Маяковский, сраженный коварством невесты, окончательно теряет голову. Он никому не нужен: ни сам, ни «все сто томов его партийных книжек».

Набросав завещание, он стреляет себе в сердце.

Любопытно, что первым к опрокинутому выстрелом поэту вбежал Янкель Агранов (словно стоял на лестничной площадке и ожидал). Впоследствии он очень избирательно демонстрировал снимок валявшегося на полу поэта. Уголки его вечно опущенных губ кривились, изображая удовлетворенную усмешку.

Некролог на смерть поэта подписали самые «заклятые друзья» убитого: Агранов, Асеев, Катанян, Кирсанов, Перцов.

Казалось бы, цель достигнута: строптивец наказан быстро и с предельной жестокостью. Но нет — глумление продолжалось и над мертвым. Сначала зашептались, что посмертная записка написана не Маяковским (карандашом, с ошибками, без знаков препинания), затем поползли слухи, будто причиной внезапного самоубийства поэта явилось... серьезное венерическое заболевание, подхваченное им в Париже. Срочно, почти в день похорон, состоялось повторное вскрытие тела. Само собой, гнусный слух не подтвердился. Ухмыляющиеся шептуны примолкли, но перемигивание не прекратили. Теперь старались побольнее уязвить мать и сестер поэта: дескать, «Володичка», ослепленный любовью к Л иле, их совсем не признавал и всячески третировал.

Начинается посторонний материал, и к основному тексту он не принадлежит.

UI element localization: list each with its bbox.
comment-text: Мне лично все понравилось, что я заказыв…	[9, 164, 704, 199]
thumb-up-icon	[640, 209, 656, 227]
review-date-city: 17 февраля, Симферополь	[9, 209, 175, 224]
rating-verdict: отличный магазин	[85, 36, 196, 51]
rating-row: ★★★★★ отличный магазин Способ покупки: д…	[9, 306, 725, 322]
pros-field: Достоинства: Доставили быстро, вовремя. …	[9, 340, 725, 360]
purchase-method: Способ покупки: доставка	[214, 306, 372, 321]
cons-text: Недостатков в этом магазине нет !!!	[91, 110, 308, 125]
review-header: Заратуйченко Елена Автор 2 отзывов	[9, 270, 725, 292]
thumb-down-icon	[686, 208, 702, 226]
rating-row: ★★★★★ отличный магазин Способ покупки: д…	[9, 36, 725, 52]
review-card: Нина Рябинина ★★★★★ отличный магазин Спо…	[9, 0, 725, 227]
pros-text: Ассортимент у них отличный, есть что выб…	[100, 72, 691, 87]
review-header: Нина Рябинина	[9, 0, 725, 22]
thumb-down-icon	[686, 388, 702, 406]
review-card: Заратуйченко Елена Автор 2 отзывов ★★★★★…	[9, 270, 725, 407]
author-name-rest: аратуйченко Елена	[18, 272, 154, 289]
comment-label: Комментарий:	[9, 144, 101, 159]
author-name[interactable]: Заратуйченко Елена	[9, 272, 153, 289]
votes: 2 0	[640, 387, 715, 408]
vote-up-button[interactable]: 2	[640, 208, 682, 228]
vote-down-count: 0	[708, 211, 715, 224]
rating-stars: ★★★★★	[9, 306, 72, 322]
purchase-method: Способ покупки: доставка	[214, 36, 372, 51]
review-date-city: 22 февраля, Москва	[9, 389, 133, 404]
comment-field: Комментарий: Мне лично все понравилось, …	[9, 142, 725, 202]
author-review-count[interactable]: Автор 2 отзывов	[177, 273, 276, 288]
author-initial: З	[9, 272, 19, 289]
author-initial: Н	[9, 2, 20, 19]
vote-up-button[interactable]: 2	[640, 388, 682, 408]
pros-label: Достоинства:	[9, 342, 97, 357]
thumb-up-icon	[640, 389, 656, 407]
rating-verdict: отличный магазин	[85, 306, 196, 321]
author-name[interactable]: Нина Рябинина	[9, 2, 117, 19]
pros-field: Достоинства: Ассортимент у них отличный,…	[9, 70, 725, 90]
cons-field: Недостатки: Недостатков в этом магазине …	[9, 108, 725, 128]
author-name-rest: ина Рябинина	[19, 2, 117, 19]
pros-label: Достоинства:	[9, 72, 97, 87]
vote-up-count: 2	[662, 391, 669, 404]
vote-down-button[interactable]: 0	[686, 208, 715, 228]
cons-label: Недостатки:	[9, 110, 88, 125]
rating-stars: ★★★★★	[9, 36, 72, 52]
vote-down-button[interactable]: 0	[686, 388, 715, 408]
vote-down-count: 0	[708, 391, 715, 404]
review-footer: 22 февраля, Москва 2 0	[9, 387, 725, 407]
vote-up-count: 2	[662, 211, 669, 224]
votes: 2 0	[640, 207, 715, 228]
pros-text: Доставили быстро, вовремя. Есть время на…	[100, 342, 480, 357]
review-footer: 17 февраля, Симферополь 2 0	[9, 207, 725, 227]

Словом, «любовная лодка» Маяковского не разбилась, а утонула в бездонной человеческой грязи. Вместо большой любви, к чему он всю жизнь стремился, поэт получил срамную, разбавленную на многих и многих корыстную любвишку.

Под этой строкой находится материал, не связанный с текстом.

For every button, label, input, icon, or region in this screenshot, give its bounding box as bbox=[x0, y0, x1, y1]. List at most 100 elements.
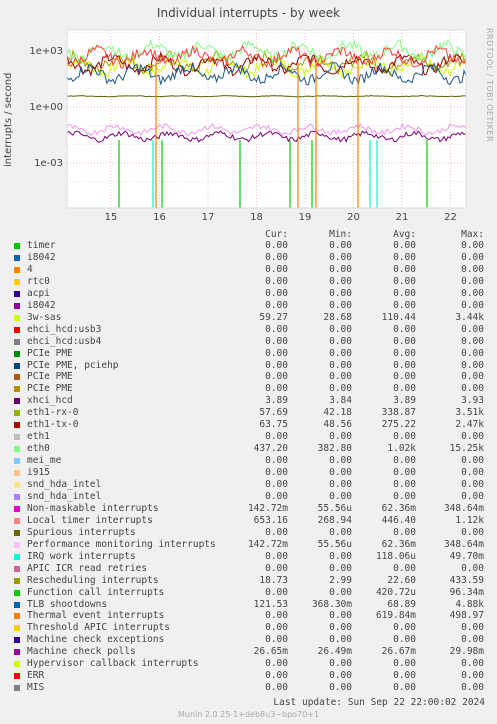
legend-swatch bbox=[14, 302, 20, 309]
legend-row: Thermal event interrupts 0.00 0.00 619.84m 4… bbox=[14, 610, 484, 622]
legend-max: 0.00 bbox=[461, 240, 484, 251]
legend-row: APIC ICR read retries 0.00 0.00 0.00 0.00 bbox=[14, 563, 484, 575]
header-cur: Cur: bbox=[265, 229, 288, 240]
legend-min: 0.00 bbox=[329, 610, 352, 622]
legend-label: ERR bbox=[27, 670, 45, 682]
legend-label: i8042 bbox=[27, 299, 56, 311]
legend-label: MIS bbox=[27, 682, 45, 694]
x-tick-label: 15 bbox=[105, 212, 118, 223]
legend-cur: 0.00 bbox=[265, 299, 288, 311]
legend-max: 29.98m bbox=[449, 646, 484, 658]
legend-max: 348.64m bbox=[443, 538, 484, 550]
legend-swatch bbox=[14, 637, 20, 644]
legend-max: 2.47k bbox=[455, 419, 484, 431]
legend-label: Threshold APIC interrupts bbox=[27, 622, 170, 634]
legend-label: snd_hda_intel bbox=[27, 479, 102, 490]
header-max: Max: bbox=[461, 229, 484, 240]
legend-max: 0.00 bbox=[461, 562, 484, 574]
legend-cur: 3.89 bbox=[265, 395, 288, 407]
legend-min: 28.68 bbox=[323, 311, 352, 323]
legend-row: 4 0.00 0.00 0.00 0.00 bbox=[14, 264, 484, 276]
legend-min: 0.00 bbox=[329, 299, 352, 311]
legend-cur: 142.72m bbox=[247, 502, 288, 514]
legend-row: ehci_hcd:usb4 0.00 0.00 0.00 0.00 bbox=[14, 336, 484, 348]
legend-avg: 68.89 bbox=[387, 598, 416, 610]
legend-row: Machine check polls 26.65m 26.49m 26.67m 29.… bbox=[14, 646, 484, 658]
legend-swatch bbox=[14, 410, 20, 417]
legend-cur: 0.00 bbox=[265, 634, 288, 646]
legend-swatch bbox=[14, 243, 20, 249]
legend-label: eth0 bbox=[27, 443, 50, 455]
legend-max: 0.00 bbox=[461, 335, 484, 347]
legend-row: PCIe PME 0.00 0.00 0.00 0.00 bbox=[14, 371, 484, 383]
x-tick-label: 19 bbox=[299, 212, 312, 223]
legend-avg: 22.60 bbox=[387, 574, 416, 586]
legend-min: 268.94 bbox=[317, 514, 352, 526]
legend-min: 0.00 bbox=[329, 359, 352, 371]
legend-swatch bbox=[14, 374, 20, 381]
legend-swatch bbox=[14, 254, 20, 261]
legend-avg: 0.00 bbox=[393, 490, 416, 502]
legend-row: eth1 0.00 0.00 0.00 0.00 bbox=[14, 431, 484, 443]
legend-max: 0.00 bbox=[461, 431, 484, 443]
legend-max: 15.25k bbox=[449, 443, 484, 455]
legend-swatch bbox=[14, 505, 20, 512]
legend-avg: 0.00 bbox=[393, 251, 416, 263]
legend-avg: 0.00 bbox=[393, 371, 416, 383]
legend-min: 0.00 bbox=[329, 670, 352, 682]
header-min: Min: bbox=[329, 229, 352, 240]
legend-label: PCIe PME bbox=[27, 371, 73, 383]
legend-cur: 653.16 bbox=[253, 514, 288, 526]
legend-max: 1.12k bbox=[455, 514, 484, 526]
legend-label: IRQ work interrupts bbox=[27, 550, 136, 562]
legend-swatch bbox=[14, 422, 20, 429]
legend-cur: 0.00 bbox=[265, 586, 288, 598]
munin-version: Munin 2.0.25-1+deb8u3~bpo70+1 bbox=[177, 710, 320, 719]
legend-min: 0.00 bbox=[329, 431, 352, 443]
legend-row: snd_hda_intel 0.00 0.00 0.00 0.00 bbox=[14, 479, 484, 491]
legend-max: 0.00 bbox=[461, 658, 484, 670]
legend-swatch bbox=[14, 601, 20, 608]
legend-swatch bbox=[14, 589, 20, 596]
legend-min: 0.00 bbox=[329, 263, 352, 275]
legend-min: 0.00 bbox=[329, 335, 352, 347]
legend-swatch bbox=[14, 338, 20, 345]
legend-label: Function call interrupts bbox=[27, 586, 165, 598]
legend-label: ehci_hcd:usb4 bbox=[27, 335, 102, 347]
legend-row: eth1-tx-0 63.75 48.56 275.22 2.47k bbox=[14, 419, 484, 431]
legend-min: 382.80 bbox=[317, 443, 352, 455]
legend-label: i8042 bbox=[27, 251, 56, 263]
legend-cur: 142.72m bbox=[247, 538, 288, 550]
legend-avg: 26.67m bbox=[381, 646, 416, 658]
legend-label: timer bbox=[27, 240, 56, 251]
legend-row: acpi 0.00 0.00 0.00 0.00 bbox=[14, 288, 484, 300]
y-tick-labels: 1e+03 1e+00 1e-03 bbox=[29, 46, 63, 169]
legend-swatch bbox=[14, 278, 20, 285]
legend-min: 55.56u bbox=[317, 538, 352, 550]
legend-swatch bbox=[14, 326, 20, 333]
legend-cur: 0.00 bbox=[265, 479, 288, 490]
legend-cur: 0.00 bbox=[265, 550, 288, 562]
legend-max: 0.00 bbox=[461, 526, 484, 538]
legend-row: Function call interrupts 0.00 0.00 420.72u 9… bbox=[14, 587, 484, 599]
legend-cur: 57.69 bbox=[259, 407, 288, 419]
legend-cur: 0.00 bbox=[265, 467, 288, 479]
legend-label: Spurious interrupts bbox=[27, 526, 136, 538]
y-tick-label: 1e+00 bbox=[29, 102, 63, 113]
legend-avg: 110.44 bbox=[381, 311, 416, 323]
legend-label: eth1-rx-0 bbox=[27, 407, 79, 419]
legend-label: mei_me bbox=[27, 455, 62, 467]
legend-cur: 0.00 bbox=[265, 622, 288, 634]
legend-min: 0.00 bbox=[329, 287, 352, 299]
legend-label: ehci_hcd:usb3 bbox=[27, 323, 102, 335]
legend-swatch bbox=[14, 625, 20, 632]
legend-avg: 275.22 bbox=[381, 419, 416, 431]
legend-avg: 62.36m bbox=[381, 538, 416, 550]
legend-max: 0.00 bbox=[461, 287, 484, 299]
legend-avg: 62.36m bbox=[381, 502, 416, 514]
plot-area: 1e+03 1e+00 1e-03 15 16 17 18 19 20 21 22 bbox=[29, 29, 467, 223]
legend-avg: 1.02k bbox=[387, 443, 416, 455]
legend-max: 0.00 bbox=[461, 371, 484, 383]
legend-row: MIS 0.00 0.00 0.00 0.00 bbox=[14, 682, 484, 694]
legend-max: 0.00 bbox=[461, 670, 484, 682]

Брики, узнав о выстреле в Гендриковом переулке, примчались из Берлина. Лилю засыпали расспросами. Она небрежно пожимала плечиком. На ее взгляд, «Володичка» был патологическим неврастеником, он панически боялся старости и беспрестанно носился с мыслью о самоубийстве.

Похороны состоялись 17 апреля. Маяковскому полагался артиллерийский лафет. (За гробом Багрицкого в скорбном строю шествовал кавалерийский эскадрон.) Выделили, однако, обшарпанный грузовичок- полуторку. Отскребли, почистили, украсили красным. В глаза бросалось какое-то причудливое нагромождение мелкого железа. Это на фоб поэта возложили своеобразный венок, «сплетенный» из гаек, болтов и молотков. «Железному поэту — железный почет». В чем не было недостатка, так это в речах, причем выступали исключительно «заклятые». С этого дня начиналась государственная раскрутка Маяковского — начиналось и примазывание к его имени.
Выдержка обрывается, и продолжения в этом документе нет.